Perhaps more aptly titled "Optimization for the Management Student," this course is designed to teach students the basic optimization tools and analytic problem solving skills required for decision making in business. We will learn how to:
- Structure a decision problem: identifying the objective, decision alternatives (i.e., outputs), input parameters, and sources of uncertainty.
- Build a mathematical model to formalize the decision problem: We will learn about
- Optimization models (linear, nonlinear) - for resource allocation (how to utilize available resources optimally)
- Decision tree models - for multiperiod sequential decision making
- Simulation models - for risk analysis and incorporating uncertainty in problem parameters.
- Analyze model solution: Is the decision fairly robust, or very sensitive to the input parameters of the model ? What is the managerial interpretation of the model solution?
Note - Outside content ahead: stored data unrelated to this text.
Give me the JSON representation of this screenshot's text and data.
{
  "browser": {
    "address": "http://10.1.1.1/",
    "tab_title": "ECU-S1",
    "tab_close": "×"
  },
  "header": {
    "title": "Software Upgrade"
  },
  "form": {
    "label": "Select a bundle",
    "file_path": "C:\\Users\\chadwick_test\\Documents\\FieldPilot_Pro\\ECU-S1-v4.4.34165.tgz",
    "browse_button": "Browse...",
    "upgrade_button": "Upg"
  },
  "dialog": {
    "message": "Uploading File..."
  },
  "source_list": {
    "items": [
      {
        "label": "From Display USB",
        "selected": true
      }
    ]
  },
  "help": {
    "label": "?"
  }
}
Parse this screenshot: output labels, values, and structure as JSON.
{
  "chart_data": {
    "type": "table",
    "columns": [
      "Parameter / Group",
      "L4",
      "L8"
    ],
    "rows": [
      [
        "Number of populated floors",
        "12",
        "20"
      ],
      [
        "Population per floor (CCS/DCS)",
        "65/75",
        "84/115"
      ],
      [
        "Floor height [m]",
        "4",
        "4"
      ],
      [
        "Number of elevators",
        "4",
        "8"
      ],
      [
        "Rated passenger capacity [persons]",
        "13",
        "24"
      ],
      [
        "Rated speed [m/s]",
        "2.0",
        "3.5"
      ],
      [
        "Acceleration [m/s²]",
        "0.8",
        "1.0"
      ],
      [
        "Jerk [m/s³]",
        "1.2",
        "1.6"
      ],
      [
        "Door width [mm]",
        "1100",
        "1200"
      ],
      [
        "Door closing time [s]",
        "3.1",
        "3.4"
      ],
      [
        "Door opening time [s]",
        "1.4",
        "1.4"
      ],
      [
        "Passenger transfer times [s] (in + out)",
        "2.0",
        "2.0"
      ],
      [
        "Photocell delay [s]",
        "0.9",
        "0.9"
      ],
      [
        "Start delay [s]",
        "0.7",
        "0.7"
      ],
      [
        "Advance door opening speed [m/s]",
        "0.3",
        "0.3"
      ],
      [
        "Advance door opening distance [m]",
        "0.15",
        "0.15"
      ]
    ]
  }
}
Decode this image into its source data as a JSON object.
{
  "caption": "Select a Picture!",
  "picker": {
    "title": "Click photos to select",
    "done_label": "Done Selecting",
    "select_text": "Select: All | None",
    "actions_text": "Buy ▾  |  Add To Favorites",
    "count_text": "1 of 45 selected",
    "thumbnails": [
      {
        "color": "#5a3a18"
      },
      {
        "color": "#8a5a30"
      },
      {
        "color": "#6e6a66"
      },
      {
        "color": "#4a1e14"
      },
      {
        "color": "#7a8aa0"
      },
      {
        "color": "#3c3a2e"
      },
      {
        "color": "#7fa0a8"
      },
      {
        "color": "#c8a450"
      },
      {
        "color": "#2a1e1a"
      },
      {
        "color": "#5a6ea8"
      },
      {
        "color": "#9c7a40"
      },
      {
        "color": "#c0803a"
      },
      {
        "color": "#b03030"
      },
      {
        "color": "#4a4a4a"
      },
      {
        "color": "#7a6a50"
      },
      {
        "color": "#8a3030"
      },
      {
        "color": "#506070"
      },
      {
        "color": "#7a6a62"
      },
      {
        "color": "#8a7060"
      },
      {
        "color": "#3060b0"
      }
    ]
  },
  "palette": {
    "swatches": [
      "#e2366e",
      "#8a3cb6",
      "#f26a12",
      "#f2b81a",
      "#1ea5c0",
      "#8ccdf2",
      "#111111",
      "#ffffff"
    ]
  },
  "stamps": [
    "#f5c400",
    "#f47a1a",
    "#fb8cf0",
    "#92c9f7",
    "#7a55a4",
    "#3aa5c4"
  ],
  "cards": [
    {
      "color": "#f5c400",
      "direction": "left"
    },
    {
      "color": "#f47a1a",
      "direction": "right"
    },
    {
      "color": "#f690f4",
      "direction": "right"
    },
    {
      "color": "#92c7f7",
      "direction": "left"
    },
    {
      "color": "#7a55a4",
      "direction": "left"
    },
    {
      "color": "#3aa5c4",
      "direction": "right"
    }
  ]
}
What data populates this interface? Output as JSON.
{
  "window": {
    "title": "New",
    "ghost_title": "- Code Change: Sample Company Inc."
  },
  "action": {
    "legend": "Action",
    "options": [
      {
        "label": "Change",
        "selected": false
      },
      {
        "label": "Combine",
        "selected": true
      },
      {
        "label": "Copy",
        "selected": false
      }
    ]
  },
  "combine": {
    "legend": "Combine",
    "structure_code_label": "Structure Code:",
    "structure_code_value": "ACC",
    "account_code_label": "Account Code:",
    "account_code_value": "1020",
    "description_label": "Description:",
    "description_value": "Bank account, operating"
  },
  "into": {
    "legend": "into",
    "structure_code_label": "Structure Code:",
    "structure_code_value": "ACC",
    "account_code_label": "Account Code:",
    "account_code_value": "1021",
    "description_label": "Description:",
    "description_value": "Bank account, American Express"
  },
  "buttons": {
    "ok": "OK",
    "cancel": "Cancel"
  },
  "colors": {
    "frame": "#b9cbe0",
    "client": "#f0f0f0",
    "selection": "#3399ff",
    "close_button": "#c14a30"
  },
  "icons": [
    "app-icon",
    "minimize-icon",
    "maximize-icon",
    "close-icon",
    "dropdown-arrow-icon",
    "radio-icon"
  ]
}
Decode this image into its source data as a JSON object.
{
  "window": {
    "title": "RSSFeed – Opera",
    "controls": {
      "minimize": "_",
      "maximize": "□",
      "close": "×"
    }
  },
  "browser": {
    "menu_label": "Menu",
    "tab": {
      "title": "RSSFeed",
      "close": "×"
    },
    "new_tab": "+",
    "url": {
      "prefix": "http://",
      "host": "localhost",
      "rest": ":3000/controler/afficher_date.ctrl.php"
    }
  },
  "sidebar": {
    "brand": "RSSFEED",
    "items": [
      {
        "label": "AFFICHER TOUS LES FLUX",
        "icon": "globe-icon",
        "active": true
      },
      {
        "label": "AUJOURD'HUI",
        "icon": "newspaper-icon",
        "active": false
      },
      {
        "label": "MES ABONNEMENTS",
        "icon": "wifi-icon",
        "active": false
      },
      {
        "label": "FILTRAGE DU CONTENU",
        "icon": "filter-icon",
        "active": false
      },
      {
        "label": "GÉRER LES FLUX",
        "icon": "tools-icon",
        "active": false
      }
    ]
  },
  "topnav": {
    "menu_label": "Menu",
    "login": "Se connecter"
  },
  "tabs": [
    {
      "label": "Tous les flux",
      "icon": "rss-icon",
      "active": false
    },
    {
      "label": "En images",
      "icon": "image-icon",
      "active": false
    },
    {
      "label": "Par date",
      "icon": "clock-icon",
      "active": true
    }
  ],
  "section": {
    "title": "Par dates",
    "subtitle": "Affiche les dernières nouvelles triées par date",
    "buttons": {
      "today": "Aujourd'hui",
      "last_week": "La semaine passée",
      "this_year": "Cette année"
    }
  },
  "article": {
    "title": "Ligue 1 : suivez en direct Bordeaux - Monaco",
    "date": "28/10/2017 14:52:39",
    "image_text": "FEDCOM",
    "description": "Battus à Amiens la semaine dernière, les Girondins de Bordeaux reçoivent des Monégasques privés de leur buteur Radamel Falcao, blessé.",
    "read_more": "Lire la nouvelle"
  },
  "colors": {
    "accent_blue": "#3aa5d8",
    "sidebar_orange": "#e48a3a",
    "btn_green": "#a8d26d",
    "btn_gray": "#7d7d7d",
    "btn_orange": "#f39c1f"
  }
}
- use Microsoft Excel as a platform for model building, solution, and analysis: In addition to standard Excel tools such as Goal Seek and Data Table, we will learn to use important Excel add ons such as Sensitivity Toolkit, Solver, SolverTable, Precision Tree, @RISK, and RiskOptimizer. These tools can also be used in other Booth classes.
The lectures will be structured as a brief introduction to an optimization model (its strengths, weaknesses) followed by an interactive discussion of a few (3-5) chosen toy problems from business areas including operations, marketing, finance, and strategy. We will develop the optimization models for these problems and implement them in Excel.